Xavier, CTO d’une entreprise qui écrit du code qu’elle n’a pas le temps de vérifier, fait le point avec Victor, son CEO.

— Et ta dernière recrue ? Je pensais qu’elle était parmi les meilleures dans sa spécialité.
— C’est le cas. Elle nous a déjà permis d’éviter le pire. Mais ça ne résoudra pas notre problème.
— On m’a dit qu’elle manquait de tact. Je te passe les termes exacts…
— Elle annonce des mauvaises nouvelles à des développeurs qui ne sont pas prêts à les entendre. C’est logique.
— Ok, moi je veux bien, mais…
— Ecoute, si la contrainte c’est que tu n’entende plus un DEV taper sur la QA à la bière du vendredi soir tu peux dire adieu à nos objectifs.
— Qu’est-ce que tu veux, il faut les ménager. Sans leur travail on n’aurait pas cette nouvelle version.
— Il ne s’agit pas de les blâmer, ni de les ménager. Tu te rends compte qu’on en est à se demander comment réussir à sortir notre prochaine version sans froisser personne ?
— Oui mais tu ne peux pas compter sur l’engagement des équipes tout en te montrant parfaitement indifférent à ce qu’ils vivent.
— Observe notre processus. Lui est parfaitement indifférent aux réactions des uns et des autres. Et tu sais ce qu’il dit ?
— Non, mais vas-y je t’écoute…
— Regarde le tableau de bord : sur l’activité totale déclarée ces 10 derniers mois, on a 52% de correction et 17% de refacto. Voilà ce qu’il dit, le processus.
— Oui, alors les problèmes de qualité, c’est ta partie, je te signale.
— Je continue : pendant ce temps, les chiffres de Virginie et son équipe PO sur le backlog : 45 stories en cours.
— Pour ça elle a le sens de ce que “sprint” veux dire !
— Tu parles. Les développeurs sont contents de juste pouvoir livrer leur stories en recette. Advienne que pourra. Demain il fera jour. Ils veulent des bons chiffres.
— …
— On s’est planté, Victor. On a tout mis sur la productivité. Et on a failli livrer une version qui nous aurait sorti définitivement du marché. Exit. Alors qu’on se croyait prêt.
— On va trouver une solution, arrête de t’énerver.

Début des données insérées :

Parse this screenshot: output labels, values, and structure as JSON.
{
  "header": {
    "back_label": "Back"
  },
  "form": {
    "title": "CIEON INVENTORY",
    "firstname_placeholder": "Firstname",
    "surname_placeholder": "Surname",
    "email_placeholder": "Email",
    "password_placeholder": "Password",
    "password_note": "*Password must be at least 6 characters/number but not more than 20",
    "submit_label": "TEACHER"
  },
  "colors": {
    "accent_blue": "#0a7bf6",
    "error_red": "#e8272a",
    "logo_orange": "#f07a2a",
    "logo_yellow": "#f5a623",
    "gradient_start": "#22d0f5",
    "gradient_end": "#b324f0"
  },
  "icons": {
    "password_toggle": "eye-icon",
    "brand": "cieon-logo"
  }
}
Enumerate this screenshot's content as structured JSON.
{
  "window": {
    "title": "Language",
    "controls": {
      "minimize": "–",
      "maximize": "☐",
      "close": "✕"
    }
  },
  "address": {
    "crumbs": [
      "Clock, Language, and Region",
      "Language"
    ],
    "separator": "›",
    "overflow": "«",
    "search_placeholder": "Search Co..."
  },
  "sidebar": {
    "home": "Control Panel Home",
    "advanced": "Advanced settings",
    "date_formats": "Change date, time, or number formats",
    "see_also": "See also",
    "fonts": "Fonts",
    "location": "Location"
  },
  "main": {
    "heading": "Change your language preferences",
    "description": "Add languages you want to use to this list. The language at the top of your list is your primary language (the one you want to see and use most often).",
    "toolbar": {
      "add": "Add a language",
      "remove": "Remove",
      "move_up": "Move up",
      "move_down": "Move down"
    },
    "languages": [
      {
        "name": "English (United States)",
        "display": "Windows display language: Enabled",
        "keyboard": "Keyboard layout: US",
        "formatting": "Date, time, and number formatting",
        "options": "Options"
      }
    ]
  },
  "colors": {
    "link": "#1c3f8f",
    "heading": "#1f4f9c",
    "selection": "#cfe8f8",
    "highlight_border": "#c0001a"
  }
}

— On va changer le modèle, surtout.
— Oui alors moi les modèles…
— Il faut changer les rôles. Les prérogatives. Les priorités. La moitié de l’activité de DEV consiste à corriger des défauts. Tu les questionnes sur un défaut : c’est toujours la faute à pas de chance. Le manque de temps. La pression. La complexité accidentelle dans le code.
— Mais de quoi tu me parles ?
— Je te parle d’une équipe qui doit changer sa façon de coder.

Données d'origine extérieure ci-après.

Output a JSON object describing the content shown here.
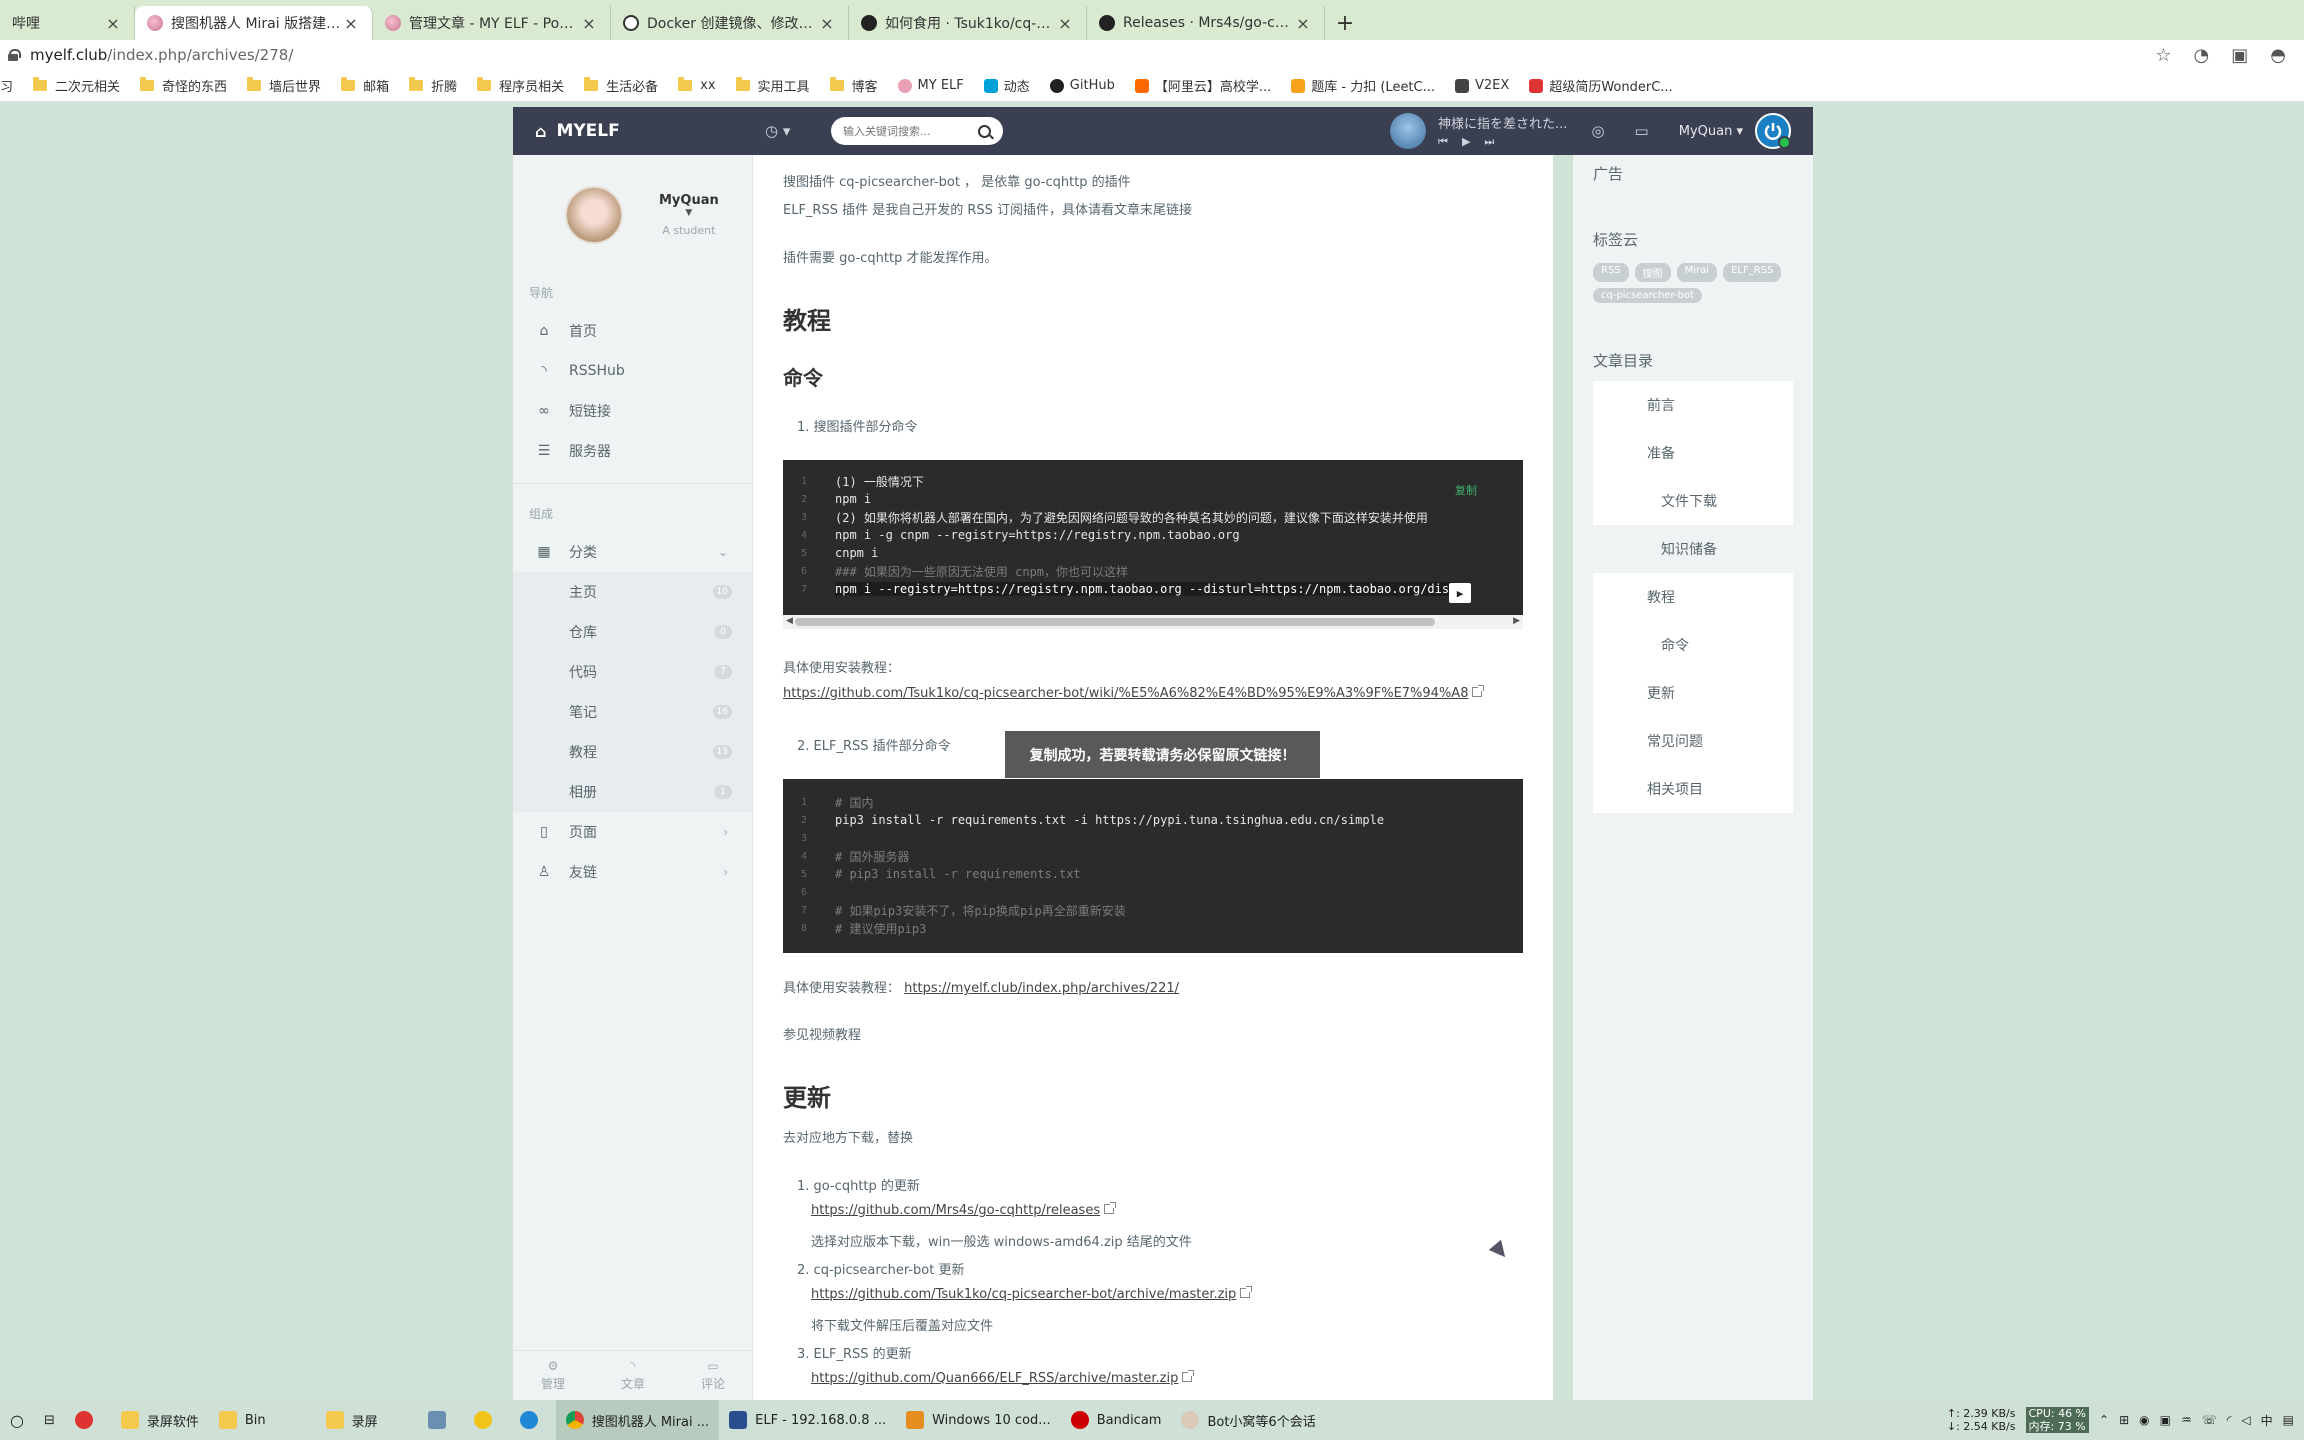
{
  "browser": {
    "tabs": [
      {
        "title": "哔哩",
        "active": false
      },
      {
        "title": "搜图机器人 Mirai 版搭建教程 - M",
        "active": true
      },
      {
        "title": "管理文章 - MY ELF - Powered b",
        "active": false
      },
      {
        "title": "Docker 创建镜像、修改、上传镜",
        "active": false
      },
      {
        "title": "如何食用 · Tsuk1ko/cq-picsear",
        "active": false
      },
      {
        "title": "Releases · Mrs4s/go-cqhttp",
        "active": false
      }
    ],
    "new_tab": "+",
    "url_host": "myelf.club",
    "url_path": "/index.php/archives/278/",
    "bookmarks": [
      "习",
      "二次元相关",
      "奇怪的东西",
      "墙后世界",
      "邮箱",
      "折腾",
      "程序员相关",
      "生活必备",
      "xx",
      "实用工具",
      "博客",
      "MY ELF",
      "动态",
      "GitHub",
      "【阿里云】高校学...",
      "题库 - 力扣 (LeetC...",
      "V2EX",
      "超级简历WonderC..."
    ]
  },
  "header": {
    "brand": "MYELF",
    "search_placeholder": "输入关键词搜索...",
    "player_title": "神様に指を差された...",
    "user": "MyQuan"
  },
  "sidebar": {
    "profile_name": "MyQuan",
    "profile_role": "A student",
    "nav_label": "导航",
    "nav_items": [
      {
        "label": "首页",
        "icon": "home-icon"
      },
      {
        "label": "RSSHub",
        "icon": "rss-icon"
      },
      {
        "label": "短链接",
        "icon": "link-icon"
      },
      {
        "label": "服务器",
        "icon": "server-icon"
      }
    ],
    "group_label": "组成",
    "category_label": "分类",
    "categories": [
      {
        "label": "主页",
        "count": "10"
      },
      {
        "label": "仓库",
        "count": "0"
      },
      {
        "label": "代码",
        "count": "7"
      },
      {
        "label": "笔记",
        "count": "16"
      },
      {
        "label": "教程",
        "count": "13"
      },
      {
        "label": "相册",
        "count": "1"
      }
    ],
    "pages_label": "页面",
    "friends_label": "友链",
    "footer": [
      "管理",
      "文章",
      "评论"
    ]
  },
  "content": {
    "line1": "搜图插件 cq-picsearcher-bot ， 是依靠 go-cqhttp 的插件",
    "line2": "ELF_RSS 插件 是我自己开发的 RSS 订阅插件，具体请看文章末尾链接",
    "line3": "插件需要 go-cqhttp 才能发挥作用。",
    "h_tutorial": "教程",
    "h_commands": "命令",
    "list1": "搜图插件部分命令",
    "code1": [
      {
        "n": "1",
        "t": "(1) 一般情况下",
        "kind": "text"
      },
      {
        "n": "2",
        "t": "npm i",
        "kind": "text"
      },
      {
        "n": "3",
        "t": "(2) 如果你将机器人部署在国内，为了避免因网络问题导致的各种莫名其妙的问题，建议像下面这样安装并使用",
        "kind": "text"
      },
      {
        "n": "4",
        "t": "npm i -g cnpm --registry=https://registry.npm.taobao.org",
        "kind": "text"
      },
      {
        "n": "5",
        "t": "cnpm i",
        "kind": "text"
      },
      {
        "n": "6",
        "t": "### 如果因为一些原因无法使用 cnpm，你也可以这样",
        "kind": "comment"
      },
      {
        "n": "7",
        "t": "npm i --registry=https://registry.npm.taobao.org --disturl=https://npm.taobao.org/dist",
        "kind": "hl"
      }
    ],
    "copy_label": "复制",
    "install_label1": "具体使用安装教程：",
    "install_link1": "https://github.com/Tsuk1ko/cq-picsearcher-bot/wiki/%E5%A6%82%E4%BD%95%E9%A3%9F%E7%94%A8",
    "list2": "ELF_RSS 插件部分命令",
    "code2": [
      {
        "n": "1",
        "t": "# 国内",
        "kind": "comment"
      },
      {
        "n": "2",
        "t": "pip3 install -r requirements.txt -i https://pypi.tuna.tsinghua.edu.cn/simple",
        "kind": "text"
      },
      {
        "n": "3",
        "t": "",
        "kind": "text"
      },
      {
        "n": "4",
        "t": "# 国外服务器",
        "kind": "comment"
      },
      {
        "n": "5",
        "t": "# pip3 install -r requirements.txt",
        "kind": "comment"
      },
      {
        "n": "6",
        "t": "",
        "kind": "text"
      },
      {
        "n": "7",
        "t": "# 如果pip3安装不了，将pip换成pip再全部重新安装",
        "kind": "comment"
      },
      {
        "n": "8",
        "t": "# 建议使用pip3",
        "kind": "comment"
      }
    ],
    "install_label2": "具体使用安装教程：",
    "install_link2": "https://myelf.club/index.php/archives/221/",
    "video_ref": "参见视频教程",
    "h_update": "更新",
    "update_desc": "去对应地方下载，替换",
    "updates": [
      {
        "title": "go-cqhttp 的更新",
        "link": "https://github.com/Mrs4s/go-cqhttp/releases",
        "note": "选择对应版本下载，win一般选 windows-amd64.zip 结尾的文件"
      },
      {
        "title": "cq-picsearcher-bot 更新",
        "link": "https://github.com/Tsuk1ko/cq-picsearcher-bot/archive/master.zip",
        "note": "将下载文件解压后覆盖对应文件"
      },
      {
        "title": "ELF_RSS 的更新",
        "link": "https://github.com/Quan666/ELF_RSS/archive/master.zip",
        "note": ""
      }
    ],
    "toast": "复制成功，若要转载请务必保留原文链接！"
  },
  "rightbar": {
    "ad_title": "广告",
    "tags_title": "标签云",
    "tags": [
      "RSS",
      "搜图",
      "Mirai",
      "ELF_RSS",
      "cq-picsearcher-bot"
    ],
    "toc_title": "文章目录",
    "toc": [
      {
        "label": "前言",
        "level": 1
      },
      {
        "label": "准备",
        "level": 1
      },
      {
        "label": "文件下载",
        "level": 2
      },
      {
        "label": "知识储备",
        "level": 2
      },
      {
        "label": "教程",
        "level": 1
      },
      {
        "label": "命令",
        "level": 2
      },
      {
        "label": "更新",
        "level": 1
      },
      {
        "label": "常见问题",
        "level": 1
      },
      {
        "label": "相关项目",
        "level": 1
      }
    ]
  },
  "taskbar": {
    "items": [
      "录屏软件",
      "Bin",
      "录屏",
      "搜图机器人 Mirai ...",
      "ELF - 192.168.0.8 ...",
      "Windows 10 cod...",
      "Bandicam",
      "Bot小窝等6个会话"
    ],
    "net_up": "↑: 2.39 KB/s",
    "net_down": "↓: 2.54 KB/s",
    "cpu": "CPU: 46 %",
    "mem": "内存: 73 %"
  }
}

— Je croyais que ce qu’il nous fallait c’était plus de testeurs ?
— Moi aussi ! Parce que je ne lisais plus le tableau de bord.
— Bon c’est pas le tout : qu’est-ce qu’on fait ? C’est quoi ton plan ?
— Il n’est pas encore complètement sec. Mais j’ai besoin de temps.
— Combien de temps ?
— Donne moi 30%
— 30% de quoi ?
— De budget en plus. Ou bien on peut aussi reporter la v2 à Mars.
— Euh… Non ! Tu n’es pas sérieux ?
— On en reparle demain, faut que je file.